I just sent this to some of my supporters.

Dear friends,

Last year at this time, I was sitting in a lecture hall at Yale Divinity School listening to a lecture about persecution and martyrdom in the early church. Yesterday, I sat with a class of 15 Sudanese first-year seminarians and heard almost the same lecture in their introductory church history class. Perpetua, Polycarp, Diocletian, and Donatism, among much else, were all discussed, as they were last year in my class. There are some things that divide Christians from each other. But it is lectures like these that remind me how much we share.

I arrived in Juba, Sudan yesterday afternoon, where temperatures are an “unseasonably cool” 25-Celsius with a lovely 82-per cent humidity. I’m spending the next three weeks at Bishop Gwynne Theological College, the rapidly-growing seminary of the Episcopal Church of Sudan. Classes began two weeks ago. Last year, there were 14 students. This year, there are 48. My goal for this time is to experience what seminary life is like in a different part of the Anglican Communion, share in the learning experience, and listen to the stories of my fellow Anglican seminarians.

As the experience in the classroom indicates, there is much that is familiar to me. Last night at dinner, we sat around and talked about familiar topics – the future of the church, the relevance of the Gospel to the contemporary world, our families. (Happily, I have yet to hear a single person talk about vestments!) We said prayers that were familiar to me. 

But when Sudanese talk about the future of the church, they can talk about a rapidly-growing church that is creating new dioceses as fast as it can to keep up with the growth. When they talk about the relevance of the Gospel, they talk about a situation of precarious peace after decades of civil war and oppression that many of them remember clearly. When they talk about their families, they talk about wives and children left at home so they can travel hundreds of kilometers in difficult conditions to study here.

Even as they confront difficulties that would confound me, these students are eager to learn about me and where I come from – what classes do I take at my school? am I married? what are my fellow students like? I’ve asked them when they introduce themselves to tell me their diocese and I tell them mine. Many dioceses here have short names – Bor, Yei, Wau. “Western Massachusetts” doesn’t come tripping off a Sudanese tongue quite so easily.
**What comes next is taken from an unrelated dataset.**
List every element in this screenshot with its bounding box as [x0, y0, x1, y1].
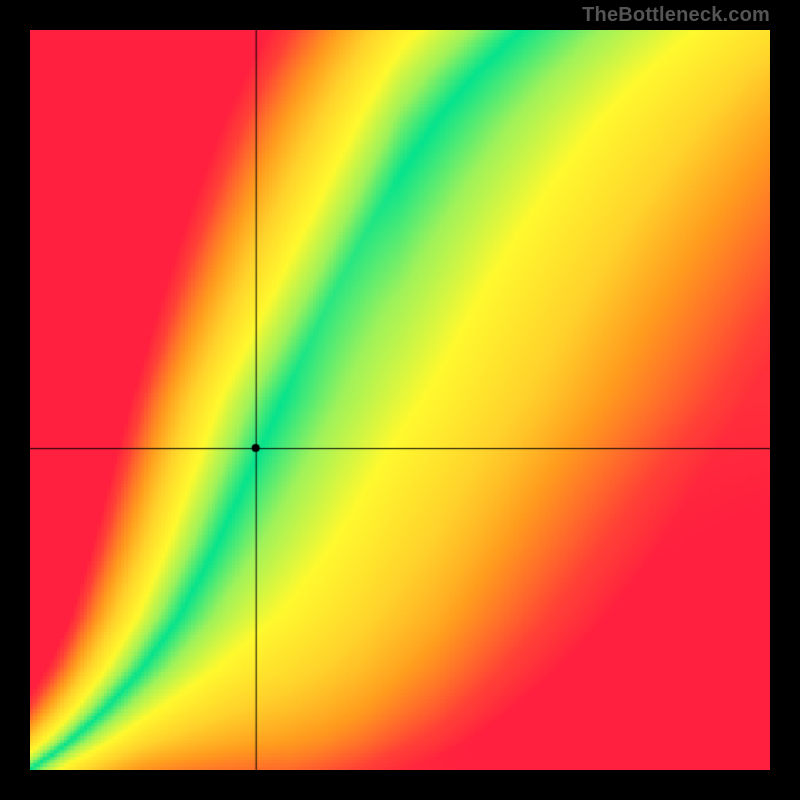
- watermark-text: TheBottleneck.com: [582, 4, 770, 27]
- heatmap-canvas: [30, 30, 770, 770]
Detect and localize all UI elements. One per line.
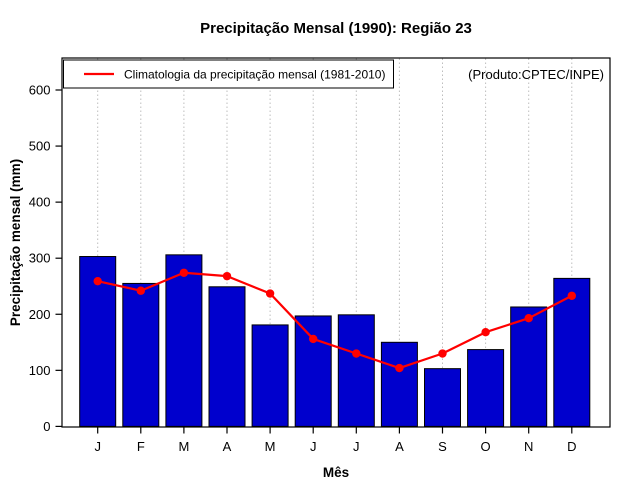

Christ prayed for unity among his followers. My prayer is that my time in Juba would be one very small but concrete instance of that unity in the worldwide Body of Christ. What a gift it has already been simply to sit and talk with people who seem so different to you and me and realize both how similar they are and how much we have to learn from each other.

I hope you’ll follow along with me on this trip. I’ll send another e-mail or two and post more stories and pictures to https://jessezink.wordpress.com. There’s already a post there with some more reflections on my first day in Juba.

Your man in Sudan,

Jesse Zink
Yale/Berkeley Divinity Schools, M.Div. 2012

One thought on “E-mail #1

  1. Cynthia A.

    Alaska, Africa, Hartford, Sudan. Can I just say that I still remember you in the preschool room at St. John’s. Wishing you well on your journey. Missing you and your family in Massachusetts.